1. Technical Field
The present invention relates in general to a method and system for data processing and, in particular, to a method and system for emulating differing architectures in a data processing system. Still more particularly, the present invention relates to a method and system for interrupt handling during emulation of guest instructions in a data processing system.
2. Description of the Related Art
The PowerPC.TM. architecture is a high-performance reduced instruction set (RISC) processor architecture that provides a definition of the instruction set, registers, addressing modes, and the like, for a family of computer systems. The PowerPC.TM. architecture is somewhat independent of the particular construction of the microprocessor chips or chips utilized to implement an instance of the architecture and has accordingly been constructed in various implementations, including the PowerPC 601.TM., 602.TM., 603.TM., and 604.TM.. The design and operation of these processors have been described in published manuals such as the PowerPC 604.TM. RISC Microprocessor User's Manual, which is available from IBM Microelectronics as Order No. MPR604UMU-01 and is incorporated herein by reference.

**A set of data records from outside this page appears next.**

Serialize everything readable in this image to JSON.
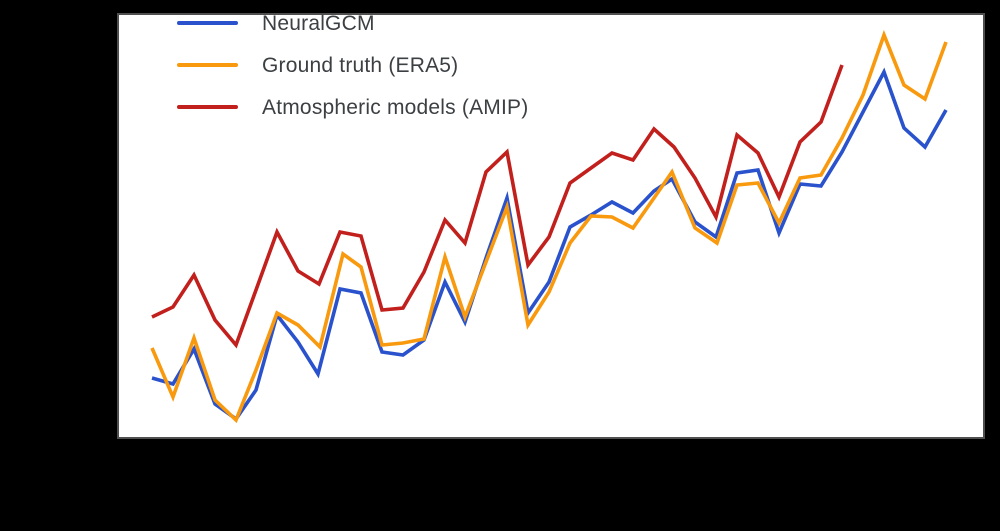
{
  "window": {
    "background_color": "#000000"
  },
  "plot": {
    "background_color": "#ffffff",
    "border_color": "#4f4f4f"
  },
  "legend": {
    "items": [
      {
        "id": "neuralgcm",
        "label": "NeuralGCM",
        "color": "#2952cc"
      },
      {
        "id": "era5",
        "label": "Ground truth (ERA5)",
        "color": "#f8990e"
      },
      {
        "id": "amip",
        "label": "Atmospheric models (AMIP)",
        "color": "#c1201d"
      }
    ]
  },
  "chart_data": {
    "type": "line",
    "legend_position": "upper left",
    "grid": false,
    "axes": {
      "tick_labels_visible": false
    },
    "coordinate_space": {
      "units": "image_px",
      "x_range": [
        117,
        985
      ],
      "y_range_top_down": [
        13,
        439
      ]
    },
    "series": [
      {
        "id": "neuralgcm",
        "name": "NeuralGCM",
        "color": "#2952cc",
        "points": [
          [
            152,
            378
          ],
          [
            173,
            384
          ],
          [
            194,
            349
          ],
          [
            215,
            404
          ],
          [
            236,
            419
          ],
          [
            256,
            390
          ],
          [
            277,
            315
          ],
          [
            298,
            342
          ],
          [
            318,
            374
          ],
          [
            340,
            289
          ],
          [
            361,
            293
          ],
          [
            382,
            352
          ],
          [
            403,
            355
          ],
          [
            424,
            340
          ],
          [
            445,
            282
          ],
          [
            465,
            322
          ],
          [
            486,
            258
          ],
          [
            507,
            198
          ],
          [
            528,
            313
          ],
          [
            549,
            282
          ],
          [
            570,
            227
          ],
          [
            591,
            215
          ],
          [
            612,
            202
          ],
          [
            633,
            213
          ],
          [
            654,
            191
          ],
          [
            672,
            179
          ],
          [
            695,
            222
          ],
          [
            716,
            237
          ],
          [
            737,
            173
          ],
          [
            758,
            170
          ],
          [
            779,
            233
          ],
          [
            800,
            184
          ],
          [
            821,
            186
          ],
          [
            842,
            152
          ],
          [
            863,
            112
          ],
          [
            884,
            72
          ],
          [
            904,
            128
          ],
          [
            925,
            147
          ],
          [
            946,
            110
          ]
        ]
      },
      {
        "id": "era5",
        "name": "Ground truth (ERA5)",
        "color": "#f8990e",
        "points": [
          [
            152,
            348
          ],
          [
            173,
            397
          ],
          [
            194,
            338
          ],
          [
            215,
            400
          ],
          [
            236,
            420
          ],
          [
            256,
            370
          ],
          [
            277,
            313
          ],
          [
            298,
            325
          ],
          [
            320,
            347
          ],
          [
            343,
            254
          ],
          [
            361,
            267
          ],
          [
            382,
            345
          ],
          [
            403,
            343
          ],
          [
            424,
            339
          ],
          [
            445,
            257
          ],
          [
            465,
            317
          ],
          [
            486,
            262
          ],
          [
            507,
            207
          ],
          [
            528,
            325
          ],
          [
            549,
            292
          ],
          [
            570,
            243
          ],
          [
            591,
            216
          ],
          [
            612,
            217
          ],
          [
            633,
            228
          ],
          [
            654,
            198
          ],
          [
            672,
            172
          ],
          [
            695,
            228
          ],
          [
            717,
            243
          ],
          [
            737,
            185
          ],
          [
            758,
            183
          ],
          [
            779,
            223
          ],
          [
            800,
            178
          ],
          [
            821,
            175
          ],
          [
            842,
            138
          ],
          [
            863,
            95
          ],
          [
            884,
            35
          ],
          [
            904,
            85
          ],
          [
            925,
            99
          ],
          [
            946,
            42
          ]
        ]
      },
      {
        "id": "amip",
        "name": "Atmospheric models (AMIP)",
        "color": "#c1201d",
        "points": [
          [
            152,
            317
          ],
          [
            173,
            307
          ],
          [
            194,
            275
          ],
          [
            215,
            320
          ],
          [
            236,
            345
          ],
          [
            256,
            290
          ],
          [
            277,
            232
          ],
          [
            298,
            271
          ],
          [
            319,
            284
          ],
          [
            340,
            232
          ],
          [
            361,
            236
          ],
          [
            382,
            310
          ],
          [
            403,
            308
          ],
          [
            424,
            272
          ],
          [
            445,
            220
          ],
          [
            465,
            243
          ],
          [
            486,
            172
          ],
          [
            507,
            152
          ],
          [
            528,
            265
          ],
          [
            549,
            237
          ],
          [
            570,
            183
          ],
          [
            591,
            168
          ],
          [
            612,
            153
          ],
          [
            633,
            160
          ],
          [
            654,
            129
          ],
          [
            674,
            147
          ],
          [
            695,
            178
          ],
          [
            716,
            217
          ],
          [
            737,
            135
          ],
          [
            758,
            153
          ],
          [
            779,
            197
          ],
          [
            800,
            142
          ],
          [
            821,
            122
          ],
          [
            842,
            65
          ]
        ]
      }
    ]
  }
}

As is true for many contemporary processors, a RISC architecture was chosen for the PowerPC.TM. because of the inherently higher performance potential of RISC architectures compared to CISC (complex instruction set computer) architectures. While it is desirable to optimize the design of a RISC processor to maximize the performance of the processor when executing native RISC instructions, it is also desirable to promote compatibility by accommodating commercial software written for CISC processors such as the Intel x86 and Motorola 68K.
Accordingly, an emulator mechanism can be incorporated into a PowerPC.TM. processor as disclosed in above-referenced Ser. Nos. 08/591,291 and 08/581,793. The disclosed emulation mechanism allows guest instructions (e.g., variable-length CISC instructions) to be emulated by executing corresponding semantic routines formed from native RISC instructions. Thus, the processor is required to manage two distinct instruction streams: a guest instruction stream containing the instructions to be emulated and a native instruction stream containing the native instructions within the semantic routines utilized to emulate the guest instructions. In order to maintain high performance when emulating guest instructions, an efficient mechanism is needed within the processor for managing both the guest and native instruction steams, with provision for branching and exception handling.